The Big Underpants Building
There’s an obvious must see list for Beijing (Forbidden City , Temple of Heaven, Tiananmen Square) all of which are interesting and crowded

Tiananmen Square

 but it’s the things that aren’t in the guide books that are the most intriguing. Off the main shopping street we spent a happy evening buying random food from the night market – they have scorpions (still alive and wriggling) on sticks, heaps of octopus legs, ducklings on sticks and some edible stuff as well. 
The Forbidden City
The day I went to the Forbidden City there were so many people streaming in that I got worried it was some sort of festival.  The complex is enormous with courtyard after enormous courtyard. The roofs are covered in yellow glazed tiles and have the same round emblem on the end of each row of tiles.  Millions on them.  The tour groups seem to walk briskly through the centre so it’s easy to lose them by diving into the less busy areas off to the side and find yourself, all alone in a bamboo choked courtyard following signs for the ‘Hall of Clocks and Watches’ (never found it). 
The Temple of Heaven
South of Tiananmen Square is an area known as Qianmen with a street that has been built to look like ‘old Beijing’ complete with a clattering trolley bus and plenty of dragons decorations.  It all felt very sterile though compared to the much more interesting Hutong behind. Beijing’s Hutongs are crowded living areas with interesting pokey little shops, crazy cafes and great food stalls.  The houses here don’t have bathrooms so there are communal toilets on every block – a not toilets so much – more tiled just a long chute with some low walls instead of stalls.  There isn’t even a door on the bathroom.  I had a yoghurt at one of the stands – you drink it from a little terracotta pot by punching a straw through the paper lid and then leave the pot behind when you’re done.  A girl who had been teaching herself English for two years from tapes and books came up to say ‘Hello’ and have a bit of a chat.  Her pronunciation was almost perfect. 

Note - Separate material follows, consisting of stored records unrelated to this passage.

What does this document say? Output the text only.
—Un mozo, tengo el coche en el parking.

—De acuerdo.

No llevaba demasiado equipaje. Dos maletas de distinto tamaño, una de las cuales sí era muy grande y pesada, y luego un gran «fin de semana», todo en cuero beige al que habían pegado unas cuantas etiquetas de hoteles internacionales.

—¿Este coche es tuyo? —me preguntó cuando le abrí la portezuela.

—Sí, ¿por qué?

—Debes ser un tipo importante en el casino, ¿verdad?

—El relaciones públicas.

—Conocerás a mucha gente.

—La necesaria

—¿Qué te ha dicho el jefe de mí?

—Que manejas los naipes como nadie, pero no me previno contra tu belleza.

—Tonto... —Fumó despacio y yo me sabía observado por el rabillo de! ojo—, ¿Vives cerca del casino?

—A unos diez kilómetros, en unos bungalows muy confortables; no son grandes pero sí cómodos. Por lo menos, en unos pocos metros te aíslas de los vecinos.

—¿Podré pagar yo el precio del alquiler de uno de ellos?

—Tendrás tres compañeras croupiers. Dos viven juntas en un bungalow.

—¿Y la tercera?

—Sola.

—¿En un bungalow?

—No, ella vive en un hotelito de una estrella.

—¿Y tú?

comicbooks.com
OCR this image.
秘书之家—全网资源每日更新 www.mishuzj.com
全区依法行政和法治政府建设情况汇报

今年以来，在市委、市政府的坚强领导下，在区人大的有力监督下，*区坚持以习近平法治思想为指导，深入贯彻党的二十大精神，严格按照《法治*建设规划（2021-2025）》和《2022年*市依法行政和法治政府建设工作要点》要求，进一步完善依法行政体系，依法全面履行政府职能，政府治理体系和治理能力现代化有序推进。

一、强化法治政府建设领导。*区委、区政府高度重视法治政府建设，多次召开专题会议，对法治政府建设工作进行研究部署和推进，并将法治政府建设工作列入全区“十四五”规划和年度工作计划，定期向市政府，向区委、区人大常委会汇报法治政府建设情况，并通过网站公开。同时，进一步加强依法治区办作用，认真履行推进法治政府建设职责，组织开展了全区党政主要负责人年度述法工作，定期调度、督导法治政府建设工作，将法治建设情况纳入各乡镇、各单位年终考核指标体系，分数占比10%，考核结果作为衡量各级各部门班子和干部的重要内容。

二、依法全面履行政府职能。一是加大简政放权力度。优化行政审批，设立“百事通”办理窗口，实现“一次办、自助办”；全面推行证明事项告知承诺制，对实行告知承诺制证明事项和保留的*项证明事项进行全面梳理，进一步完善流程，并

From Beijing we did a day trip out to the Great Wall at a place called Muttinaya where there about three kms of reconstructed wall rendered fit for tourist footfalls.  It’s quite a walk – and not exactly easy going – it was raining on and off so quite slippery and several people fell over. Throw in a couple of ladders to get up the watchtowers and 456 steps up to Tower 23 and you’ve got a good hike on your hands.  Of course it was only to have as much time on the actual wall as possible that we got the cable car up and only for the views that we got the chair lift back down.  There’s not much that can be said about how utterly spectacular it is that isn’t covered off by the no doubt 100 pictures I took.  The rolling mist and rain was an added bonus probably keeping off some of the other tourists and creating lovely atmospheric vistas.